= Legal cost finance =

Legal cost finance (or legal cost credit) is an alternative funding solution to traditional legal financing (or litigation funding in United Kingdom).

Unlike litigation funding, which is limited to contentious legal cases and claims a stake in the proceeds of a case outcome, legal cost finance is a funding alternative that offers consumers payment plans (on the basis of credit facilities) to cover legal costs of both contentious and non-contentious matters. Effectively, legal cost finance is a specialised financing solution that spreads the cost of legal services over an extended period and enables consumers to repay their legal bills via instalments.

For lawyers, legal cost finance provides the assurance of on-time bill payment and minimisation of disputes over legal costs. A third-party arranger (specialised broker) installs the payment plan facility and settles legal costs on the client's behalf using the credit funds (usually held in escrow accounts). If a dispute over a legal bill arises, the broker can 'quarantine' the dispute to prevent stalling of the legal matter. That is, the disputed bill is placed in abeyance until a later date (usually after completion of the legal case) whilst the lawyer continues to be paid from the credit facility. The disputed bill is later revisited in the context of the case outcome – normally the client will forfeit the dispute in the event of a successful case result, and vice versa (i.e. the lawyer will forfeit the dispute in the event of an unsuccessful case outcome).

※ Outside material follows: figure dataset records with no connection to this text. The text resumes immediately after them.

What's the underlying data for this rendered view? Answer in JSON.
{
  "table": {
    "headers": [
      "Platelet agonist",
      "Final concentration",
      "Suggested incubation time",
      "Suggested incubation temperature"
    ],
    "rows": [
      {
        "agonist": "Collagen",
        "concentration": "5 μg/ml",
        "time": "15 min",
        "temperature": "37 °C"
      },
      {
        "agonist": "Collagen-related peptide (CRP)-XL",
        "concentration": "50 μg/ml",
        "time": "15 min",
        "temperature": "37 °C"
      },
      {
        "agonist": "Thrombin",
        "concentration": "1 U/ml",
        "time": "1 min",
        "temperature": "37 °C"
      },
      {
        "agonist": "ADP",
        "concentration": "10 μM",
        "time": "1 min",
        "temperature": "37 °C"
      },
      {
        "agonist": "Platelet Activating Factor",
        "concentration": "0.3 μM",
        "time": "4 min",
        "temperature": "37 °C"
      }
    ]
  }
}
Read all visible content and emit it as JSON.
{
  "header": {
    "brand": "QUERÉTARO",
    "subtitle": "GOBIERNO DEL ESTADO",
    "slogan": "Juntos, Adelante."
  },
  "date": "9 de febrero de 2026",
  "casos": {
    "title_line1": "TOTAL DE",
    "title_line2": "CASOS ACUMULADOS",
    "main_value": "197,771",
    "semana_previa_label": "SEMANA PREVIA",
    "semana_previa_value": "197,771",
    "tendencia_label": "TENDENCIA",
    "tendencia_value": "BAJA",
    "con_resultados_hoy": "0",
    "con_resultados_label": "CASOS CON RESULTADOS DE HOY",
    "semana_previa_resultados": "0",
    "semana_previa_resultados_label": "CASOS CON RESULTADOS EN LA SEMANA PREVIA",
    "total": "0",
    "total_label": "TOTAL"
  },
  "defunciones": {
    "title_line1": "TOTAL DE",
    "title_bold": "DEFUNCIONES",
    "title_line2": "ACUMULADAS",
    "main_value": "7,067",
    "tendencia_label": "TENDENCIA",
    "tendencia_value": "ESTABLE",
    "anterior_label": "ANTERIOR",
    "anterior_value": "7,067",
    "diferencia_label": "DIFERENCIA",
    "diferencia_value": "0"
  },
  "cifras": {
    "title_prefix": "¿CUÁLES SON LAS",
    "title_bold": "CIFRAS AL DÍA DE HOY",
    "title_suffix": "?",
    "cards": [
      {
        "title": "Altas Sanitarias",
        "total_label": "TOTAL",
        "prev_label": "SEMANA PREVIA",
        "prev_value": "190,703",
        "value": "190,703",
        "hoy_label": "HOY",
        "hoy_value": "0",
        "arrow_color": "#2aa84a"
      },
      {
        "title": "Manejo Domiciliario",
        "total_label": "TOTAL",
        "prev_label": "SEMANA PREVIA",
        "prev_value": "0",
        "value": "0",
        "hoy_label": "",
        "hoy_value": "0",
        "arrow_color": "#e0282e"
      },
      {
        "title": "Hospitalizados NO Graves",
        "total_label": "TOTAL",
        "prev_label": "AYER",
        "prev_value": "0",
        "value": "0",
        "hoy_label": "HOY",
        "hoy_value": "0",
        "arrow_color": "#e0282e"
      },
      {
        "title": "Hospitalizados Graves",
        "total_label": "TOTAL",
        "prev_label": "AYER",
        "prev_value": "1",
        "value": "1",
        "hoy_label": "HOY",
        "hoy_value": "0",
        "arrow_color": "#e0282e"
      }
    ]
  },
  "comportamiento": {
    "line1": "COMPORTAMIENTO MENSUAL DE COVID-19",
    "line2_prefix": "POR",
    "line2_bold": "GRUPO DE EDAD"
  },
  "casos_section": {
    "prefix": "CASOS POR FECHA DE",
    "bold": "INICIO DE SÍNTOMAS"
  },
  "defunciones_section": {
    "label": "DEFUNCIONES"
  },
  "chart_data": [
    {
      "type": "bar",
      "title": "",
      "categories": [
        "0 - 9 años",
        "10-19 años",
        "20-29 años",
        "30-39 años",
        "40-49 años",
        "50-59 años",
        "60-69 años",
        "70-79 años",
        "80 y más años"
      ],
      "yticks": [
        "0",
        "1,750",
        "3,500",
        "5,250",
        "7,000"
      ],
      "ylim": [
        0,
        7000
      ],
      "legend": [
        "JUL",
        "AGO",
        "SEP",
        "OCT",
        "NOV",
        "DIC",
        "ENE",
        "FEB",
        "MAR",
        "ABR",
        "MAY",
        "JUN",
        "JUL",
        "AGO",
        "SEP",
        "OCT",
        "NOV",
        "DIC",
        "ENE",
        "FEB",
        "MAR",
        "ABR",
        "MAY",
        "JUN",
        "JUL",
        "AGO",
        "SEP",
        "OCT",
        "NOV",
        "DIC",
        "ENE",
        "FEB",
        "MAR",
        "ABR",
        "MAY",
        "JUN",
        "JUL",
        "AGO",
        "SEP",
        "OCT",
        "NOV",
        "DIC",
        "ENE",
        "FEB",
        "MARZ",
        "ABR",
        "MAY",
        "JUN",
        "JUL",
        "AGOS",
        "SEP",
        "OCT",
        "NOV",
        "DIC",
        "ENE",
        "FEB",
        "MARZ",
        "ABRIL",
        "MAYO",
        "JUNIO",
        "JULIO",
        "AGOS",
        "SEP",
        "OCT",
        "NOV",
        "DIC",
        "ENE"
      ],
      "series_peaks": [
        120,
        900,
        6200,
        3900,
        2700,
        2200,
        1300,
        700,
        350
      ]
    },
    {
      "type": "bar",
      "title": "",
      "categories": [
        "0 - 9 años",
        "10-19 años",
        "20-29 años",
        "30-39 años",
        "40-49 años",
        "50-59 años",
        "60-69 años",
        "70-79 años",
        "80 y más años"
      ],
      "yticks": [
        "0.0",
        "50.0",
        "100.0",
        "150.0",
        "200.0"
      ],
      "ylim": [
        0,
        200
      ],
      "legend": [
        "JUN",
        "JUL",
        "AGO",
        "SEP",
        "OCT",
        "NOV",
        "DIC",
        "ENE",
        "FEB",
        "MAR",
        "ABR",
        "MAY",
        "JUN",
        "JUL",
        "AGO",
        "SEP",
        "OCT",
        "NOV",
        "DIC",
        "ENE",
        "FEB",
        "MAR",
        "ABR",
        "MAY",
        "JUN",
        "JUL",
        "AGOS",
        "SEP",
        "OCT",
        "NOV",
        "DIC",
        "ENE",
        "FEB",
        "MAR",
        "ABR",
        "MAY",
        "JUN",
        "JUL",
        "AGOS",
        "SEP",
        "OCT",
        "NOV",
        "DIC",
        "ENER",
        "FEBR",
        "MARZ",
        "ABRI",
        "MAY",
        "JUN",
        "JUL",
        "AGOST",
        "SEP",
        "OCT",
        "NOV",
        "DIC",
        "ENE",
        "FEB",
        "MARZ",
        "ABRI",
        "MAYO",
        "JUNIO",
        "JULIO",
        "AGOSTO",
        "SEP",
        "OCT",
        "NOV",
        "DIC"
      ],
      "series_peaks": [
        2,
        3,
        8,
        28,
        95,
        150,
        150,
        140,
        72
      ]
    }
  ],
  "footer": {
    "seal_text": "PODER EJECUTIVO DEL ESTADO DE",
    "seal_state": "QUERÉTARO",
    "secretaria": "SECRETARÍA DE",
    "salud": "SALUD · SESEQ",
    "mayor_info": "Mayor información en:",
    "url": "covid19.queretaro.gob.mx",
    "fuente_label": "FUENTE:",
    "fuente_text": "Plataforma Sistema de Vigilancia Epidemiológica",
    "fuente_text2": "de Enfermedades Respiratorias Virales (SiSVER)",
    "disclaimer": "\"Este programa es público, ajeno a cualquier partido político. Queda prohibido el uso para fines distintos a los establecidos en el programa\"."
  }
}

Legal cost finance can function as a cost-neutral credit facility. That is, the charges associated with legal cost finance (arrangement fees and interest) can be absorbed by the lawyer (directly or by discounts on legal fees), enabling the client to effectively pay legal bills without incurring additional costs. Lawyers are usually forthcoming about covering client's charges associated with legal cost finance on the client's behalf in exchange for the payment assurances they receive from the broker over their bills.

For consumers of legal services, legal cost finance is an alternative to the payment of significant up-front costs to lawyers on the basis of a retainer agreement. Effectively, therefore, LCF makes legal services more affordable.

Consumers can apply for LCF solely on the basis of their credit history because the specialised loans are provided on an unsecured basis. However, in certain large legal matters security over loans will be required.

LCF primarily relies on a report from the acting lawyer stating the merits of the case, which is assessed by the broker. This is designed to protect consumers from potentially irresponsible advice and to prevent the court system from cluttering by unmeritorious cases.

LCF was first launched in the United Kingdom by an independent law broker, Dr Yuri Rapoport in October 2013.